This idea from the UK is representative of the West. The reality for Western countries is that they are not able to economically decouple from China. In truth, the two sides cannot change each other's systems. As a result, the West either competes or cooperates with China when it suits it. In other words, the West wants to reshape China while it continues benefiting from it.
The West believes its values are universal, but in fact these "values'' are just a disguised ideology. The reason the West emphasizes values but rarely talks about ideology is that Western politicians believe an ideological struggle exists between the two sides. But as to values, the West's are overwhelmingly mainstream.
Nonetheless, the West's move, which simultaneously underlines differences in values and trade with China, is a de facto reflection that China has developed well based on its own values, and that the West's emphasis on values is hypocritical.
In the early days of China's reform and opening-up, there were big differences between China and the West. Western politicians didn't talk much about the so-called values. But as the West was trying to maintain its leading position against China in spheres such as technology and rules-making, it began to realize that their old measures couldn't work. So they thought about new excuses to engage in suppression, which came later in the form of narratives about human rights and values.
The US-led Western camp is the biggest fan of such narratives. The problems between the US and China are nothing about values, but a struggle about strength and global leadership. The US knows this but doesn't admit to it, that's why it needs a banner - values - to unite its allies. The US or the UK doesn't really focus on the so-called values when they hype the word. As a matter of fact, the values of countries within the US-led camp are not even the same.

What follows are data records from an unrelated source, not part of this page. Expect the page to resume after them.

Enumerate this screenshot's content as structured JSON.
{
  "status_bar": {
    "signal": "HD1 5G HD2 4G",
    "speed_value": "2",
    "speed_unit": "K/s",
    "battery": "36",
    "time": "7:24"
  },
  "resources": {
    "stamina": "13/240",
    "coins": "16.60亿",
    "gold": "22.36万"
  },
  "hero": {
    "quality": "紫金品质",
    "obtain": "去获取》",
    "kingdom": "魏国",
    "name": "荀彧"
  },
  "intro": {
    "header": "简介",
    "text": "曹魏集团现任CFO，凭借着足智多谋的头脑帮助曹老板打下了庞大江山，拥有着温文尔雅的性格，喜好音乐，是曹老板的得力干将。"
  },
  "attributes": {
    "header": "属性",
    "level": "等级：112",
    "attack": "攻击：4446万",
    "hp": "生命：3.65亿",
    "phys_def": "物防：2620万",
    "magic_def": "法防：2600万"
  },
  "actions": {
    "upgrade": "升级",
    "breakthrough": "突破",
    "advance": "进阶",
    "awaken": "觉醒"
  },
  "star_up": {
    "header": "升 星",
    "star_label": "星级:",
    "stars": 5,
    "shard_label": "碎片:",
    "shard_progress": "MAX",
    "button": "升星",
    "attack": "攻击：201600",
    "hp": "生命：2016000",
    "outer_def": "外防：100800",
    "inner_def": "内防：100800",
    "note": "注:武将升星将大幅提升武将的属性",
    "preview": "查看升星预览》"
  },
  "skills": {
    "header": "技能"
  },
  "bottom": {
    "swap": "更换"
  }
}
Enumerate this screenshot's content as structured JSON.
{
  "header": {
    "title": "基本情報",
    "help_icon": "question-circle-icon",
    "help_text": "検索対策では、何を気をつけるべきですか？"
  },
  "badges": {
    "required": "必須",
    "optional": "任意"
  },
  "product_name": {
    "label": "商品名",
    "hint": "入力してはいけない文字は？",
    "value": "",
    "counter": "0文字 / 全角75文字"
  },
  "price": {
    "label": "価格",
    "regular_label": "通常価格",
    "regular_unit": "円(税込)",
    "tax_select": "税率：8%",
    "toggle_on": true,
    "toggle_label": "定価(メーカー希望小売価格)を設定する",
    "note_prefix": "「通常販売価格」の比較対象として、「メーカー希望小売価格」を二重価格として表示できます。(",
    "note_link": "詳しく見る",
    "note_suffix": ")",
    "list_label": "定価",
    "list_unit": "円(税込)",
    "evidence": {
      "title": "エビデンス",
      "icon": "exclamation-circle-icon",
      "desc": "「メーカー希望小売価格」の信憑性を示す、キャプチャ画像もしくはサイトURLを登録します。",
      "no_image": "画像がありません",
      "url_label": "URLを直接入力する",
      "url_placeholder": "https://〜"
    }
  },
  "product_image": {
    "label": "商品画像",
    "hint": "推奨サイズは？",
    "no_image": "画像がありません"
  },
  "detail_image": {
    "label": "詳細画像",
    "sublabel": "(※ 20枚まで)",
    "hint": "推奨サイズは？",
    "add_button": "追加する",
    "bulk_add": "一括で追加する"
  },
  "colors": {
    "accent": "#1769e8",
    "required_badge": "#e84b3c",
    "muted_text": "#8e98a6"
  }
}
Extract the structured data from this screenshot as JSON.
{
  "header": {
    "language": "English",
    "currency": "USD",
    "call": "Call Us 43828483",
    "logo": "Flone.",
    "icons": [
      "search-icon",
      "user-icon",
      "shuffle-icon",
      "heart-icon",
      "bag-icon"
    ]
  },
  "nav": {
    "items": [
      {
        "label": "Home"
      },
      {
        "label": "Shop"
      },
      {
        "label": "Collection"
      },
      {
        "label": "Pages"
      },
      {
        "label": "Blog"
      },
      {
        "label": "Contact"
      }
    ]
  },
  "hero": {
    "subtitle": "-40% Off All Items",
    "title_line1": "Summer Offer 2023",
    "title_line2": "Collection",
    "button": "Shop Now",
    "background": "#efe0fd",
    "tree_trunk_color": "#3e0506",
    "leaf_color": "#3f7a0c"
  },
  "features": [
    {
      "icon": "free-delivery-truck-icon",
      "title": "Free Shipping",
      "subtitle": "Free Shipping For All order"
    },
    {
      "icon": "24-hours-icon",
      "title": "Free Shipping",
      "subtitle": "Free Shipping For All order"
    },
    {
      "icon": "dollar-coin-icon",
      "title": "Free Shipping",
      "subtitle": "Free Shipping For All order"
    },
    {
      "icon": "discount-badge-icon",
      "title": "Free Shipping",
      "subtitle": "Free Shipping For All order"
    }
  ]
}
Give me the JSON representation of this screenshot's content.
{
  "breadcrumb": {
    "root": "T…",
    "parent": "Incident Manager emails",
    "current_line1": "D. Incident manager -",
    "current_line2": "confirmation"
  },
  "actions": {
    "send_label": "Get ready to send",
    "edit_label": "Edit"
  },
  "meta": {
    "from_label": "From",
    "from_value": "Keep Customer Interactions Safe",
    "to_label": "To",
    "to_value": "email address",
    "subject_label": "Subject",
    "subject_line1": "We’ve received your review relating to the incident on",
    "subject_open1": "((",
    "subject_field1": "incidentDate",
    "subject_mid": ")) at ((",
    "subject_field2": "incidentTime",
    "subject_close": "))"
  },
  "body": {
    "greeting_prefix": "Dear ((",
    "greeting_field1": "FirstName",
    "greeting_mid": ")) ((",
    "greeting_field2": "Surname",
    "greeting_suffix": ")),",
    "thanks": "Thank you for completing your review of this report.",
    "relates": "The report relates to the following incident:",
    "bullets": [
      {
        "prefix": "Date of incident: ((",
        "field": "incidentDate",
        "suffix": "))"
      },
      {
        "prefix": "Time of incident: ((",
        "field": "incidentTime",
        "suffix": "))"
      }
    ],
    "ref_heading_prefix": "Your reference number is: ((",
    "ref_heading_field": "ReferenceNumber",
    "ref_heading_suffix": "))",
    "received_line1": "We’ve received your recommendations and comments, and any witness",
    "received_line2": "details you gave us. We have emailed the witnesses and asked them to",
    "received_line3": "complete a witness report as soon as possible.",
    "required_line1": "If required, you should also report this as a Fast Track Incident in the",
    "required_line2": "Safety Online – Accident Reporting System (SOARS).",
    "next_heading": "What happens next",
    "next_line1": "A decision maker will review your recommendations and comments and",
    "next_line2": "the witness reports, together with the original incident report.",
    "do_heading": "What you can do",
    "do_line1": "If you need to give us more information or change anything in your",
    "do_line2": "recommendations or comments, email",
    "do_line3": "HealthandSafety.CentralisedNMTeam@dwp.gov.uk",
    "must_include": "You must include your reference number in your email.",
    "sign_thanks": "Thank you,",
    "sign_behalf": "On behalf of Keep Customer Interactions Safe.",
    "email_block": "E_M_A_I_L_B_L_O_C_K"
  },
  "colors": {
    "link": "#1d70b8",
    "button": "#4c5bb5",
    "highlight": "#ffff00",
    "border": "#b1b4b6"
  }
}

Emphasizing on values, Britain is imitating the US to pin labels on China, labels which read "non-democratic'' and "non-liberal.'' This has politically divided the world into two camps - China and non-China. In this game, the West has endowed itself with the moral high ground to veneer its core concern of securing hegemony. The West aims to portray an image: as China develops fast with its increasing international influence, it will bring disaster to the world because its values are not mainstream.
Nonetheless, many scholars and even ordinary people have rationally seen the success of China and now believe that not only a Western model can develop a country. However, at the governmental level, due to factors such as political correctness, such rational voices can rarely be heard. Especially as the struggle between the West and China has become fiercer. The room for rational voices will be further squeezed.
Politics is not about being right or wrong, but picking a side. This determines that even though China's approaches are advisable, badmouthing China is still politically right. This is why we oppose the West's moves to politicize China-related topics. Once a political choice is made, being objective and reasonable is hardly the case.